Did you get your Handbook and references? If the provider has a hand book they give to you any questions you have should be answered in the book. Be sure to look for important information in the handbook such as emergency procedures, medicine administration, curriculum, and health and safety topics. Remember you need to ask the provider for three references regarding past care. (An employer may work as well).

Did you get a tour? You should also receive a tour of the area of the home where the child will be during the day. It is NOT common to sit in one room and discuss experience and training. A great provider will be walking you around showing you the play areas, calendar of events, cute pictures other kids have drawn and talking about how each section of the home is used during the day for childcare. If they refuse or don’t give a tour think twice about that provider.

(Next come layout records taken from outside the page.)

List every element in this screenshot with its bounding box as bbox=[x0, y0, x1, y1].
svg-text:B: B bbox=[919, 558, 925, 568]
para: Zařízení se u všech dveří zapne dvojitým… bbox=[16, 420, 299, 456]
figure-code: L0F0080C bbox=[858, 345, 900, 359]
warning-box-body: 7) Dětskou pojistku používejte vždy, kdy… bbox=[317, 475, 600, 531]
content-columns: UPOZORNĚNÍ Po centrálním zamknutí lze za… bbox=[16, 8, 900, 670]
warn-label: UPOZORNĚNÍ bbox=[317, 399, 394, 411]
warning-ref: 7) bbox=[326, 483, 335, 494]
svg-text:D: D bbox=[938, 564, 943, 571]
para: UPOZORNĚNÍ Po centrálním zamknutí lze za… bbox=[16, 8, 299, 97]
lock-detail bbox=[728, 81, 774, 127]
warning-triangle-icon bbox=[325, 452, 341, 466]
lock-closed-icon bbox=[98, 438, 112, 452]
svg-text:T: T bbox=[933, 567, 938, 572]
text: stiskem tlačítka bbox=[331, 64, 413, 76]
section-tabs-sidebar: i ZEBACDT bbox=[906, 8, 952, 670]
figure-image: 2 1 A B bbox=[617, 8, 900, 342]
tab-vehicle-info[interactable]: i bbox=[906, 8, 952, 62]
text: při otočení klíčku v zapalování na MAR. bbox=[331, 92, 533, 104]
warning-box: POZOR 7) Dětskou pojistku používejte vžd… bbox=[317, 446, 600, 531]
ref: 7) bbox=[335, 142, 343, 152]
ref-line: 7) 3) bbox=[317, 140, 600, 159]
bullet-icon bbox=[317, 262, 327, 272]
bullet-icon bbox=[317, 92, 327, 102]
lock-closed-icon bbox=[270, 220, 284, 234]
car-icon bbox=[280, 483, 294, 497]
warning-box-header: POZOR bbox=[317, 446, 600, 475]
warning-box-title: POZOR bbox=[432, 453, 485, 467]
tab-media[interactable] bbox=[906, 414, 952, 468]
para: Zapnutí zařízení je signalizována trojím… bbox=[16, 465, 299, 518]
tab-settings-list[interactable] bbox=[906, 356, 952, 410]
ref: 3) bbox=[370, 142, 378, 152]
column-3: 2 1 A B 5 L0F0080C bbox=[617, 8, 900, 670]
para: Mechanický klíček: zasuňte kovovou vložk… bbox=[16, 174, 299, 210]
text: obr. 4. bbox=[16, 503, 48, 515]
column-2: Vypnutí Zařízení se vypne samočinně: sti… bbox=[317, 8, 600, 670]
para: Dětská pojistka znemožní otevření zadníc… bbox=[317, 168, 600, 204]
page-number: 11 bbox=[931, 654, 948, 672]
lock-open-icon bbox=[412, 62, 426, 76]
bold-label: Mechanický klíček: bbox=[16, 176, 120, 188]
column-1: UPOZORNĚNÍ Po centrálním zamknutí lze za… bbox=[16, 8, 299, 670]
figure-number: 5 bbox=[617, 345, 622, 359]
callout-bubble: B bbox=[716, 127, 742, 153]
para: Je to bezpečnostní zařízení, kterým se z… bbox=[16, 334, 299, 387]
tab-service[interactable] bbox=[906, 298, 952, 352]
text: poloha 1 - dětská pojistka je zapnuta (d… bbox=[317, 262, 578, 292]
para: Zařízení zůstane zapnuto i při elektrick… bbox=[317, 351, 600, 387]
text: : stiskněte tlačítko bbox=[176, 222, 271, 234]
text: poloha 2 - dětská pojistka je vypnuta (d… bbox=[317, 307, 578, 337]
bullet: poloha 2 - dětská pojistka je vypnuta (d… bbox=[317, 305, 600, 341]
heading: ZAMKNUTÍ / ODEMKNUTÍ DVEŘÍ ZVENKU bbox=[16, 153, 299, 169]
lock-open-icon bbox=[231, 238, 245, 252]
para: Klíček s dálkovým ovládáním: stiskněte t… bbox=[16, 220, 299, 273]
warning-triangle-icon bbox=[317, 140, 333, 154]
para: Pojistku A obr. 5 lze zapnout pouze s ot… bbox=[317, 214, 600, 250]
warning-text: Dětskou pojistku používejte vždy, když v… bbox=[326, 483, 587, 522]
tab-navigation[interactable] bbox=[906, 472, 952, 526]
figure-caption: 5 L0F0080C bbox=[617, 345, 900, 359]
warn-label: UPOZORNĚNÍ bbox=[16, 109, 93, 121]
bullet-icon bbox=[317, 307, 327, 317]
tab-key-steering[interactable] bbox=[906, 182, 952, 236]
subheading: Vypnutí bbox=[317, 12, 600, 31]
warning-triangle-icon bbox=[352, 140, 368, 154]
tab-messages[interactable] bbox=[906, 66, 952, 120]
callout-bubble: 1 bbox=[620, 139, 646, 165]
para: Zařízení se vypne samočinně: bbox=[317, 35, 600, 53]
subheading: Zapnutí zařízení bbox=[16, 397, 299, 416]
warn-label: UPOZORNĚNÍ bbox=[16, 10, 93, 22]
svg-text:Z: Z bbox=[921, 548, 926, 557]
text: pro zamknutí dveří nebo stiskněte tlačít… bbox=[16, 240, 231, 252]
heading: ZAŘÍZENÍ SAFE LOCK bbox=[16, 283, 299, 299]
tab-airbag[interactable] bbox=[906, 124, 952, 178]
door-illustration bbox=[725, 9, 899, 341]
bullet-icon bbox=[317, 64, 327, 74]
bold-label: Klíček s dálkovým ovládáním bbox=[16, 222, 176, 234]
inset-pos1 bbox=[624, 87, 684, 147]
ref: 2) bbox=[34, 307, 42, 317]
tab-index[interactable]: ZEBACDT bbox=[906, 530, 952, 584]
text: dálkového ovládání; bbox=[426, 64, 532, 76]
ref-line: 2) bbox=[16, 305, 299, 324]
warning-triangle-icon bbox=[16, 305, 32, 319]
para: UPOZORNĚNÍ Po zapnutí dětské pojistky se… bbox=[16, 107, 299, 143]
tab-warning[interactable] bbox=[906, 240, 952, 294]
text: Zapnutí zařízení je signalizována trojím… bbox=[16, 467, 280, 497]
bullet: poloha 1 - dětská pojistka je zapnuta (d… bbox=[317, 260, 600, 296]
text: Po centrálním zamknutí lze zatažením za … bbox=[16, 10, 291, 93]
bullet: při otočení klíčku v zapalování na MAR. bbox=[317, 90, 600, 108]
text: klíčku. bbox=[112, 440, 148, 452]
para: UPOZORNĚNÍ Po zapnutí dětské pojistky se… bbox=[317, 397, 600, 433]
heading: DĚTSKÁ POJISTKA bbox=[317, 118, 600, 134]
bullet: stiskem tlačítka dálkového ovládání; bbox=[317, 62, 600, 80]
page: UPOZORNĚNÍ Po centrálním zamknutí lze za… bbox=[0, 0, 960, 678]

Did you get a Registration Packet? All providers no matter if they are in home or centers should have an enrollment packet for you to fill out. To know if you received some common forms you should receive to fill out before care are:

  • Parent Provider Child Care Financial Agreement
  • Child Intake Information
  • Permission to Transport Form
  • Permission to Photograph form
  • Permission for Special Activity form
  • Emergency Medical Treatment Authorization
  • And you should also be advised that you will need to bring in your child’s latest physical and immunizations record.



Good Luck! 

Don’t forget to thank them for their time and allowing you to preview their daycare. Daycare provider’s work very hard, they deserve a simple thank you!